Еще раз взглянул вниз — нет, о спасении нужно забыть! Тогда он приложил ладони рупором ко рту и изо всех сил закричал толпе, медленно разраставшейся на тротуаре вопреки угрозам полицаев:
— Лю-у-уди! Передайте партизанам…
— Молчи! — раздалось совсем рядом.
Обернулся — на согнутых ногах и с широко расставленными руками к нему неторопливо, осторожно подкрадывался гестаповец. В выпуклых глазах — волчий блеск. От такого пощады не жди!
Вот уже между ними шагов восемь, шесть, пять… Однако Павел словно бы не замечал своего преследователя. Стоял с горькой усмешкой на губах и скорбно смотрел на столь родной и уже чужой город. Лишь длинные его ресницы изредка вздрагивали да медленно сжимались в кулаки пальцы.
— Но-о-ож! — раздался отчаянный крик снизу, когда в руке гестаповца хищно сверкнула сталь.
Но Павел даже не вздрогнул. Потому что уже сделал выбор между ножом и пропастью.
Его спокойствие обескуражило гестаповца. Тот, наверное, заподозрил, что парень уготовил ему какие-то силки, и нерешительно затоптался на месте. Этой мгновенной растерянностью врага и воспользовался Павел.
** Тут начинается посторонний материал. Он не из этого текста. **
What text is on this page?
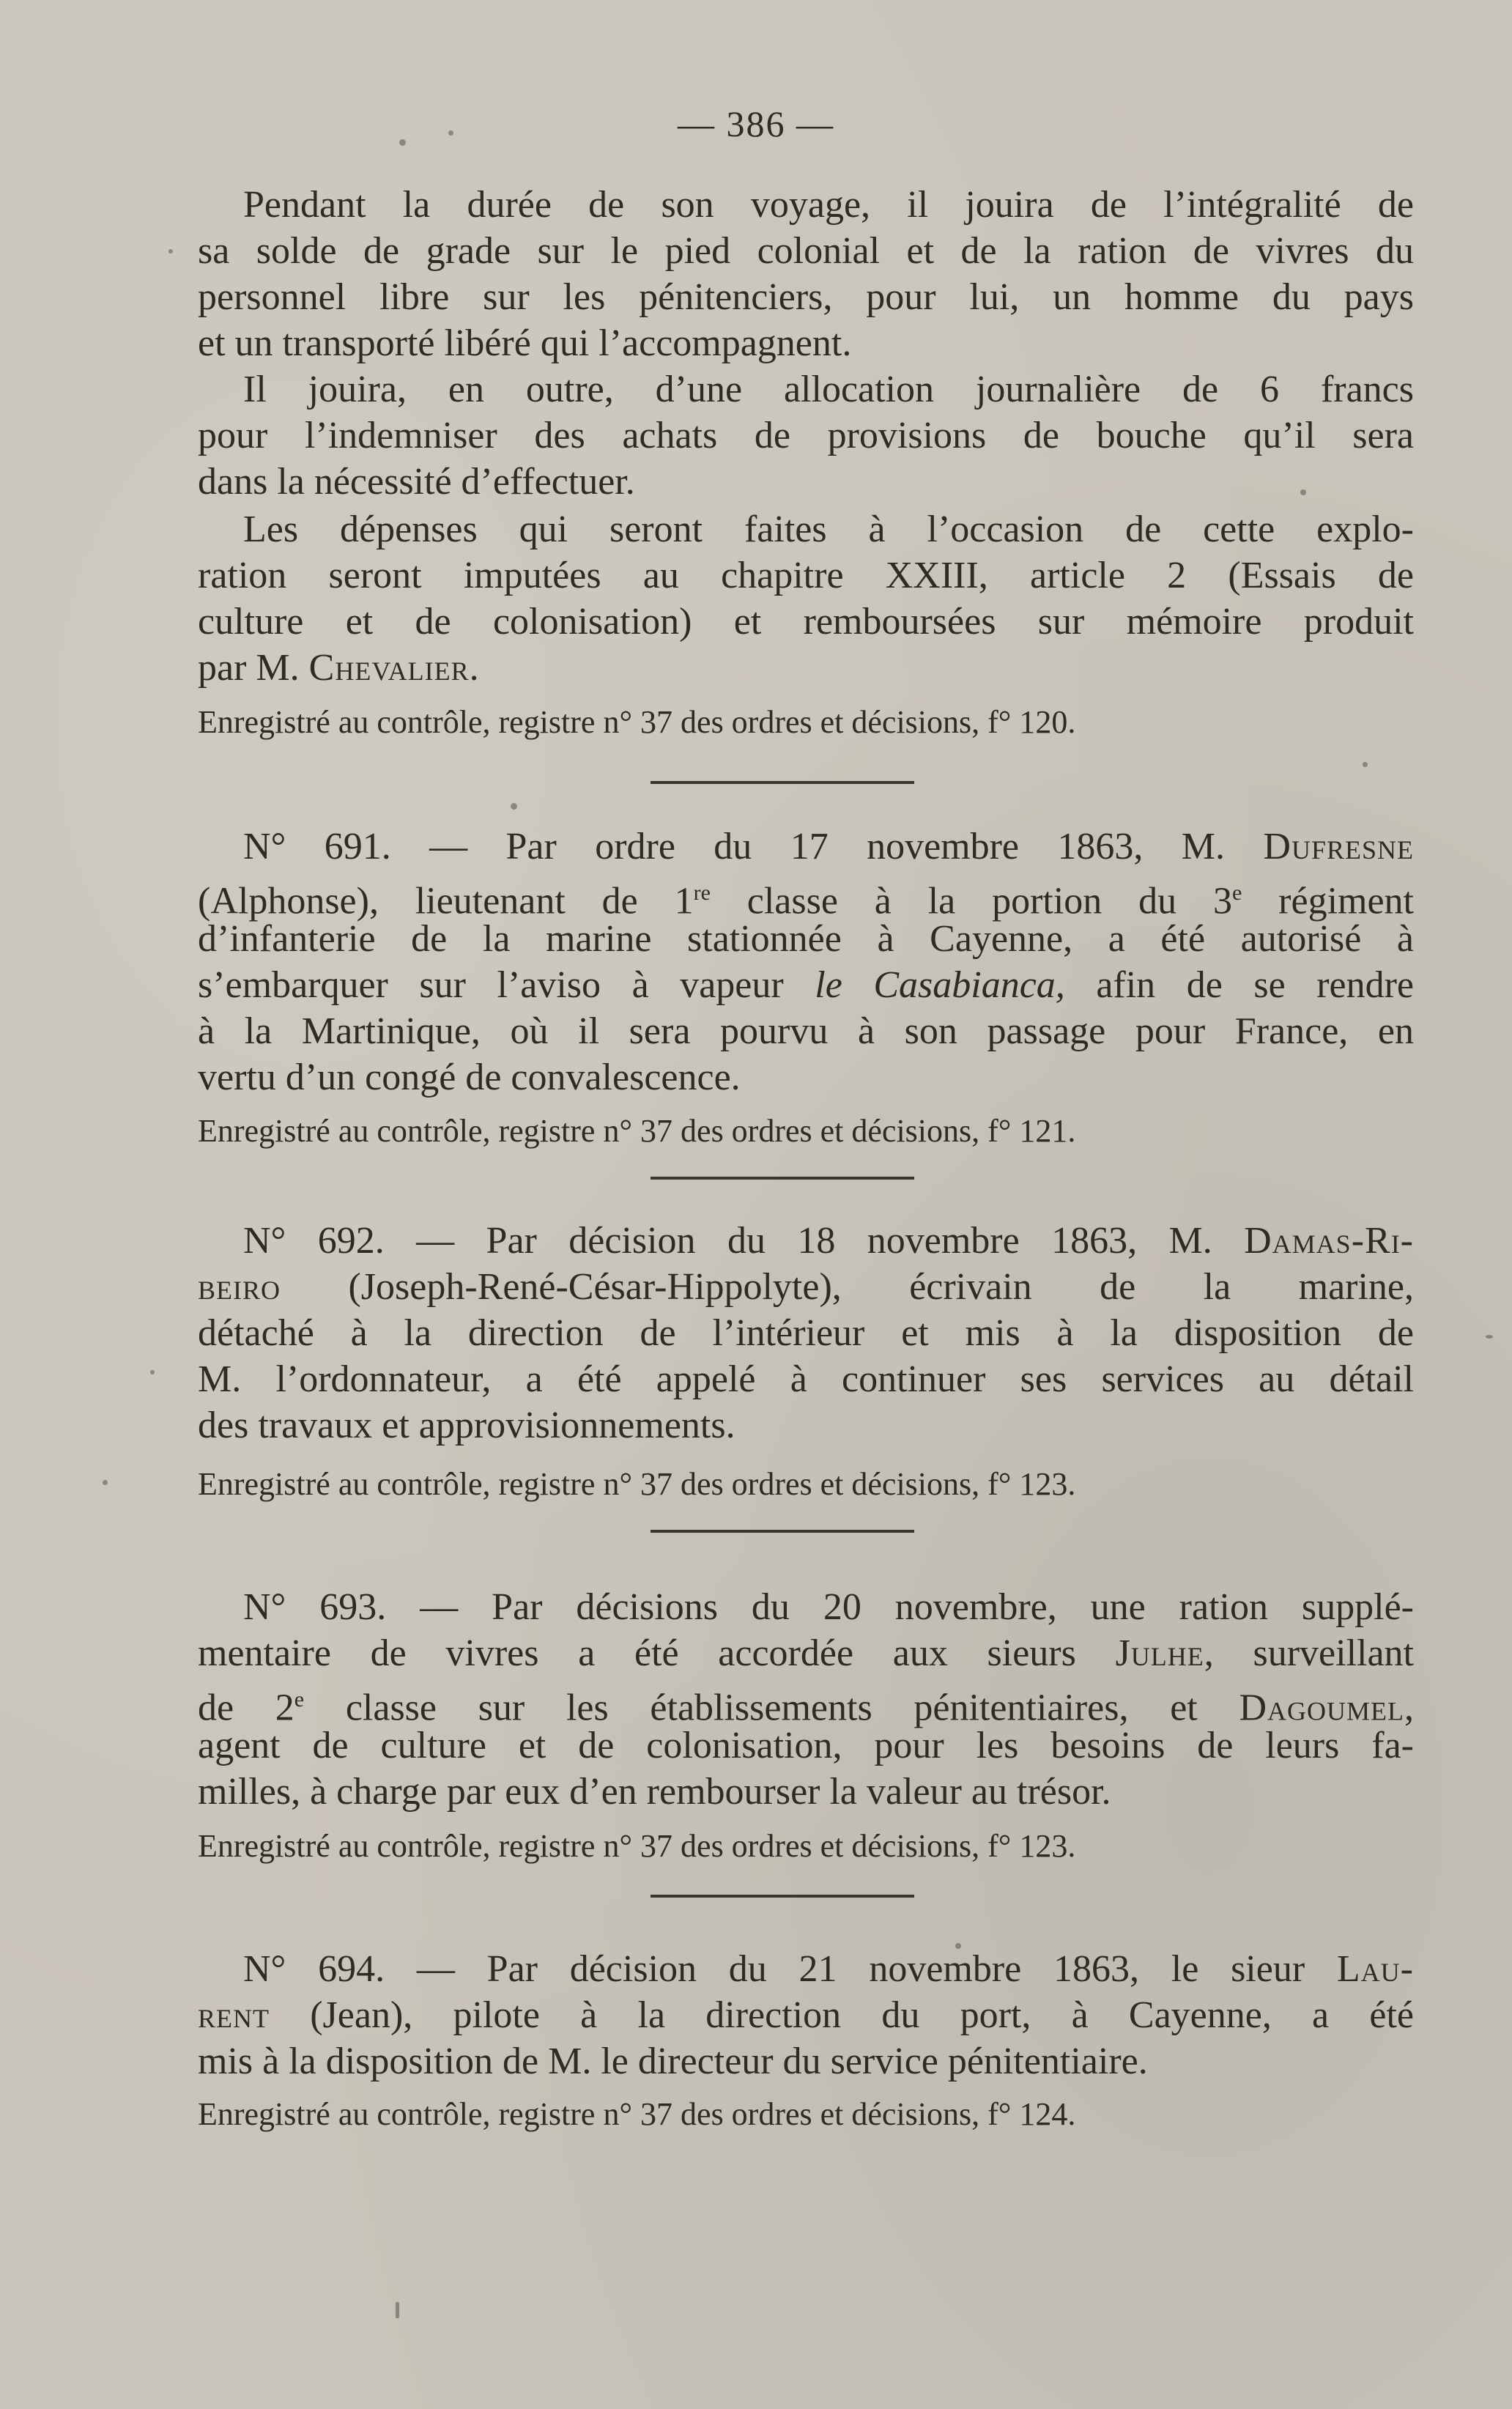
— 386 —
Pendant la durée de son voyage, il jouira de l’intégralité de
sa solde de grade sur le pied colonial et de la ration de vivres du
personnel libre sur les pénitenciers, pour lui, un homme du pays
et un transporté libéré qui l’accompagnent.
Il jouira, en outre, d’une allocation journalière de 6 francs
pour l’indemniser des achats de provisions de bouche qu’il sera
dans la nécessité d’effectuer.
Les dépenses qui seront faites à l’occasion de cette explo-
ration seront imputées au chapitre XXIII, article 2 (Essais de
culture et de colonisation) et remboursées sur mémoire produit
par M. Chevalier.
Enregistré au contrôle, registre n° 37 des ordres et décisions, f° 120.
N° 691. — Par ordre du 17 novembre 1863, M. Dufresne
(Alphonse), lieutenant de 1re classe à la portion du 3e régiment
d’infanterie de la marine stationnée à Cayenne, a été autorisé à
s’embarquer sur l’aviso à vapeur le Casabianca, afin de se rendre
à la Martinique, où il sera pourvu à son passage pour France, en
vertu d’un congé de convalescence.
Enregistré au contrôle, registre n° 37 des ordres et décisions, f° 121.
N° 692. — Par décision du 18 novembre 1863, M. Damas-Ri-
beiro (Joseph-René-César-Hippolyte), écrivain de la marine,
détaché à la direction de l’intérieur et mis à la disposition de
M. l’ordonnateur, a été appelé à continuer ses services au détail
des travaux et approvisionnements.
Enregistré au contrôle, registre n° 37 des ordres et décisions, f° 123.
N° 693. — Par décisions du 20 novembre, une ration supplé-
mentaire de vivres a été accordée aux sieurs Julhe, surveillant
de 2e classe sur les établissements pénitentiaires, et Dagoumel,
agent de culture et de colonisation, pour les besoins de leurs fa-
milles, à charge par eux d’en rembourser la valeur au trésor.
Enregistré au contrôle, registre n° 37 des ordres et décisions, f° 123.
N° 694. — Par décision du 21 novembre 1863, le sieur Lau-
rent (Jean), pilote à la direction du port, à Cayenne, a été
mis à la disposition de M. le directeur du service pénitentiaire.
Enregistré au contrôle, registre n° 37 des ordres et décisions, f° 124.
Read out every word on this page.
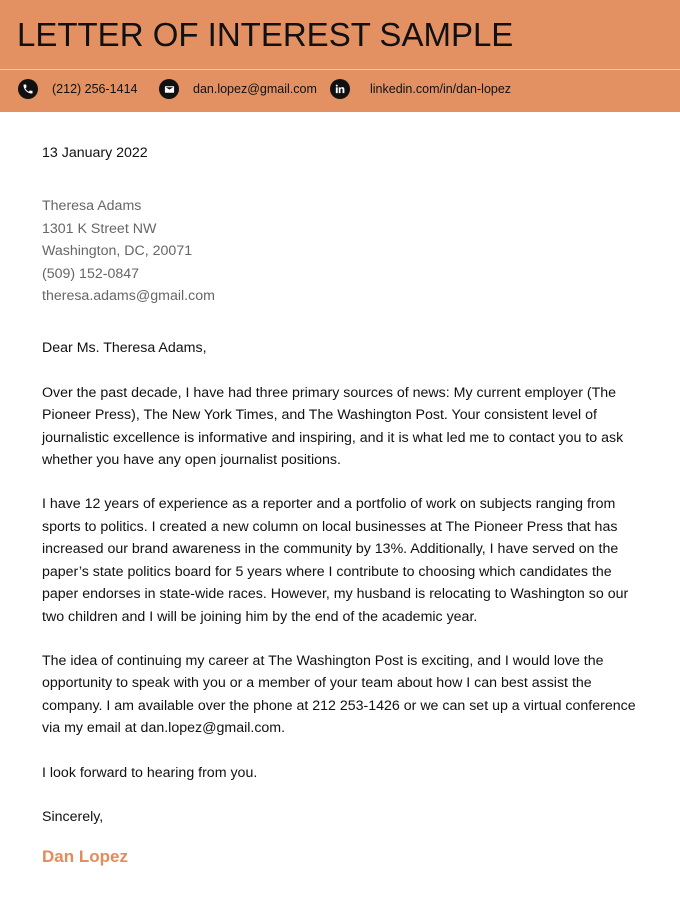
LETTER OF INTEREST SAMPLE
(212) 256-1414	dan.lopez@gmail.com	linkedin.com/in/dan-lopez
13 January 2022
Theresa Adams
1301 K Street NW
Washington, DC, 20071
(509) 152-0847
theresa.adams@gmail.com
Dear Ms. Theresa Adams,

Over the past decade, I have had three primary sources of news: My current employer (The Pioneer Press), The New York Times, and The Washington Post. Your consistent level of journalistic excellence is informative and inspiring, and it is what led me to contact you to ask whether you have any open journalist positions.

I have 12 years of experience as a reporter and a portfolio of work on subjects ranging from sports to politics. I created a new column on local businesses at The Pioneer Press that has increased our brand awareness in the community by 13%. Additionally, I have served on the paper’s state politics board for 5 years where I contribute to choosing which candidates the paper endorses in state-wide races. However, my husband is relocating to Washington so our two children and I will be joining him by the end of the academic year.

The idea of continuing my career at The Washington Post is exciting, and I would love the opportunity to speak with you or a member of your team about how I can best assist the company. I am available over the phone at 212 253-1426 or we can set up a virtual conference via my email at dan.lopez@gmail.com.

I look forward to hearing from you.

Sincerely,
Dan Lopez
На тротуаре видели, как он молнией метнулся на гестаповца, сбил его с ног, мертвой хваткой вцепился в горло. Видели вместе с тем и то, как фашист всадил нож в своего противника. Партизан громко вскрикнул, однако не выпустил врага из рук. В толпе — крики ужаса. Многие отвернулись, чтобы не видеть, как они сорвутся на землю.
Они и впрямь так стремительно катились по крутой крыше, что, казалось, уже ничто не может их остановить. Еще миг — и… Но когда очутились над самой пропастью, Павел зацепился правой ногой за слегу, с которой еще прошлой осенью взрывная волна сорвала жестяное покрытие. Оба повисли над бездной.
Гестаповец делал отчаянные попытки ухватиться за что-нибудь руками, но объятия… если бы не эти мертвые объятия. А вырваться из них над такой пропастью… И он в отчаянии понял: жизнь его теперь всецело в слабеющих руках смертельно раненного им кареглазого парня. Он готов был выть волком, грызть ржавое железо, только бы высвободиться из ненавистных объятий, но видел: кареглазого ни испугать, ни задобрить, ни перехитрить. Охваченный звериным ужасом, фашист мелко задергался в судорогах, неистово захрипел:
— Пусти… пусти…
На обескровленном, изувеченном мукой лице Павла вдруг прорезалась улыбка: истекая кровью, слабея с каждым мгновением, он торжествовал последнюю победу. И медленно подгибал к животу левую ногу. А когда уперся в живот гестаповца коленом, неожиданно выпрямил ее и разомкнул в тот же миг объятия.
Вдруг глухой удар с хрустом на асфальте.
Павел облегченно вздохнул. И сразу откуда-то хлынул на него густой белый туман, застлал зрение, смыл невыносимо острую боль, погрузил в забытье. Пьянящий, белесый, нежный туман, какие опускаются летними вечерами над тихим Удаем. Через минуту он уже был на необозримых приудайских лугах, куда в детстве любил бегать за калиной и барвинком. До боли знакомый шепот засыпающих ивняков, родные запахи скошенной привядшей отавы… А вон и дуплистые вербы, опустившие седые головы над старым прудом. Только почему среди тех извечных печальниц застыла его мать со скорбно заломленными руками? О ком убиваешься, мама? Кого поджидаешь на краю села?